On connaît surtout le maestro pour ses opéras : Aïda, Nabucco, la Traviata ... on le sait nettement moins compositeur de musique religieuse. Et pourtant l’on sait l’intérêt que Verdi portait au grand choeur, ses opéras en sont une preuve flagrante, et c’est bien grâce à la musique d’église qu’il peut donner libre court à son goût immodéré pour les grandes formations, dont son requiem est le plus bel exemple, et le plus somptueux. Pourtant, la musique sacré de Verdi ressemble à tout sauf à de la musique sacré ... c’est plutôt vers les grands oratorios händéliens qu’il faut se tourner, là où le sacré n’est qu’une excuse pour laisser parler le drame. Ce requiem est tel un grand opéra, où les choeurs auraient pris une place encore plus importante. Tour à tout doux, tendre, cajoleur, ou alors d’une violence inouï : le Dies Irae le plus meurtrier de l’histoire, on ne s’en relève que difficilement ; ce requiem est une œuvre complète, dans le sens où tous les sentiments s’enchaînent, où le choeur omniprésent ponctuent les arias solistes, un requiem qui ne parle pas de douleur, qui ne se complaît pas dans la tristesse, un requiem rageur, qui parle de colère, une colère que ce « jour de colère » nous rappelle tout au long de l’ouvrage, jusqu'à la dernière page ... Mors ... Terribilis.

 

i) Léonard Bernstein M. Arroyo (s) J. Veasey (ms)
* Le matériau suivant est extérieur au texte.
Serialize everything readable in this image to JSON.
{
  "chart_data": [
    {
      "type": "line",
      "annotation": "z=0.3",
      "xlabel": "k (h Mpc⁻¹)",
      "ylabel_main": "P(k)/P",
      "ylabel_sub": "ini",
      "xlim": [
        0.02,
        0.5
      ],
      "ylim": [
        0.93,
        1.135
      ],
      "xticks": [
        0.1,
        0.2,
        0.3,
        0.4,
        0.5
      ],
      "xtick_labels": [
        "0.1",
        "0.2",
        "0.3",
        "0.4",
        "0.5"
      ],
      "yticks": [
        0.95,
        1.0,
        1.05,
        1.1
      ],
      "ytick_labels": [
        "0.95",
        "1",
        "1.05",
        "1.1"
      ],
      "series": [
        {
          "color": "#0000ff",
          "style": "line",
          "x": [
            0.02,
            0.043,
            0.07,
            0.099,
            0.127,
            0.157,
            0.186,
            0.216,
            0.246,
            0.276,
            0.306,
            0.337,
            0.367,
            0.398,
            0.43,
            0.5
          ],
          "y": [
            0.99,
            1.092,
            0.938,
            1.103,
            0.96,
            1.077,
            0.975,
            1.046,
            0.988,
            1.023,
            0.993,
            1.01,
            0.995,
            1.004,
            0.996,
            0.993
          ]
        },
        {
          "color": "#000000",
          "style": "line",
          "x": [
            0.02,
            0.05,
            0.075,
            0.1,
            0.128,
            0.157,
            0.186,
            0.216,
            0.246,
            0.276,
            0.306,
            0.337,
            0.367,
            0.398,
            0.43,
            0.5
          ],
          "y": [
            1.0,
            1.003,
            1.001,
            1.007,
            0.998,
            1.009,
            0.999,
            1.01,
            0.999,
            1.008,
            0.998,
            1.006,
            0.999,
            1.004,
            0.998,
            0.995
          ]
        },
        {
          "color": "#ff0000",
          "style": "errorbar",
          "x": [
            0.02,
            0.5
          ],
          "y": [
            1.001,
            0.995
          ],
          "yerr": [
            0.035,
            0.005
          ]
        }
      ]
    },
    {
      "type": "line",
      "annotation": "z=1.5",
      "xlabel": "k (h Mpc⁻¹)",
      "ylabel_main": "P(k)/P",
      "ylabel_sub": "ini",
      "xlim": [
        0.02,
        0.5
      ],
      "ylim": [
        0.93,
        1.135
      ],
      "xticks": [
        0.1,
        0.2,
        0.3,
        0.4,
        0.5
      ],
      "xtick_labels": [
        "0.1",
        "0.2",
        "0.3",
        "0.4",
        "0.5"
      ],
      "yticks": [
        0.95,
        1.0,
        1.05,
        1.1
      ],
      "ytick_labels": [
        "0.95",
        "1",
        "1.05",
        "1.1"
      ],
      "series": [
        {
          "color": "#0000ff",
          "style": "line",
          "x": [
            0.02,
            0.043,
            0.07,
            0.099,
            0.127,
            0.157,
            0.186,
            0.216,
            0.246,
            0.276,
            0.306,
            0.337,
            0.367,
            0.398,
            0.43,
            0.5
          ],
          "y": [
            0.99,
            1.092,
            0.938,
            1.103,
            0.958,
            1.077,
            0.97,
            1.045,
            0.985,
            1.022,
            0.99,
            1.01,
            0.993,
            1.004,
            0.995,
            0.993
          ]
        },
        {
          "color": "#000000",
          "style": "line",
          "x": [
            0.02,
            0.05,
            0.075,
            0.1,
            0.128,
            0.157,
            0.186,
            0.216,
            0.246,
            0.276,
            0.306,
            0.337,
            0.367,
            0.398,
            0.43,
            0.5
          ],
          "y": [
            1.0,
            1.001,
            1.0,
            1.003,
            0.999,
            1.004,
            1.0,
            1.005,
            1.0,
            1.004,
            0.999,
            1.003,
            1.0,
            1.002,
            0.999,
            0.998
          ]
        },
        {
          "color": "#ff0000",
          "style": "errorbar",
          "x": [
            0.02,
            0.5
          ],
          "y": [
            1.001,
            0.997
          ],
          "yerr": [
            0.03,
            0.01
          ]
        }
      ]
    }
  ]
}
P. Domingo (t) R. Raimondi (t)

London Symphony Orchestra & Chorus

 

Bernstein lui même est un éminent compositeur, mais aucune de ses propres oeuvres n’a jamais été emprunt de ce sentiment de vengeance qui habite le requiem de Verdi, on peut alors paraître surpris du résultat.

Les solistes ne sont pas dans l’ensemble des mieux choisis. Si Domingo est remarquable de prestance, ses passages en voix de tête en sotto voce sont assez inhabituels, et certains pourraient les considérer comme mal venus ici. La mezzo-soprano Josephine Veasey possède un timbre charnu et une voix assez agréable aux aigus légèrement douloureux, mais de douleur insupportable sont ceux de sa camarade Martina Arroyo, au timbre par endroit strident ... Ruggero Raimondi possède un baryton d’une très agréable chaleur, la voix est belle et le phrasé impeccable, mais le rôle semble un brin trop grave pour lui, néanmoins c’est de loin lui qui nous apporte le plus de bonheur, après le principal protagoniste ...

Le choeur du LSO n’est pas vraiment le meilleur qui soit, avouons le, et les approximations sont nombreuses ... très nombreuses, notamment dans la prononciation du latin (décidément les anglais ont toujours eut un problème avec cette langue) mais le cœur qu’il met à chanter ses pages impose le respect.

Les mêmes remarques peuvent s’imposer pour le LSO lui même, aux trompettes un peu chiches pour une fois. Mais toutes ses broutilles sont vite oubliées, car la star, c’est le chef. Car voilà, ce requiem est sans doute l’un des plus violent de toute la discographie, ce qui explique ma petite introduction concernant la « douceur » habituelle de Bernstein dans ses propres compositions. Le chef impose un contraste saisissant à chacune des pages qui se succèdent. Un instant tendre, pensif, l’instant suivant prêt à foudroyer le premier venu. Les Dies Irae qui ponctuent le requiem, dont le premier (le « grand ») sont les plus tonitruants qui me furent donnés d’entendre, à vous glacer d’effroi, tant la violence nous transperce de part en part.

C’est loin d’être le meilleur, jonché d’imperfections, mais il faut l’écouter, l’on s’en trouve radicalement métamorphosé.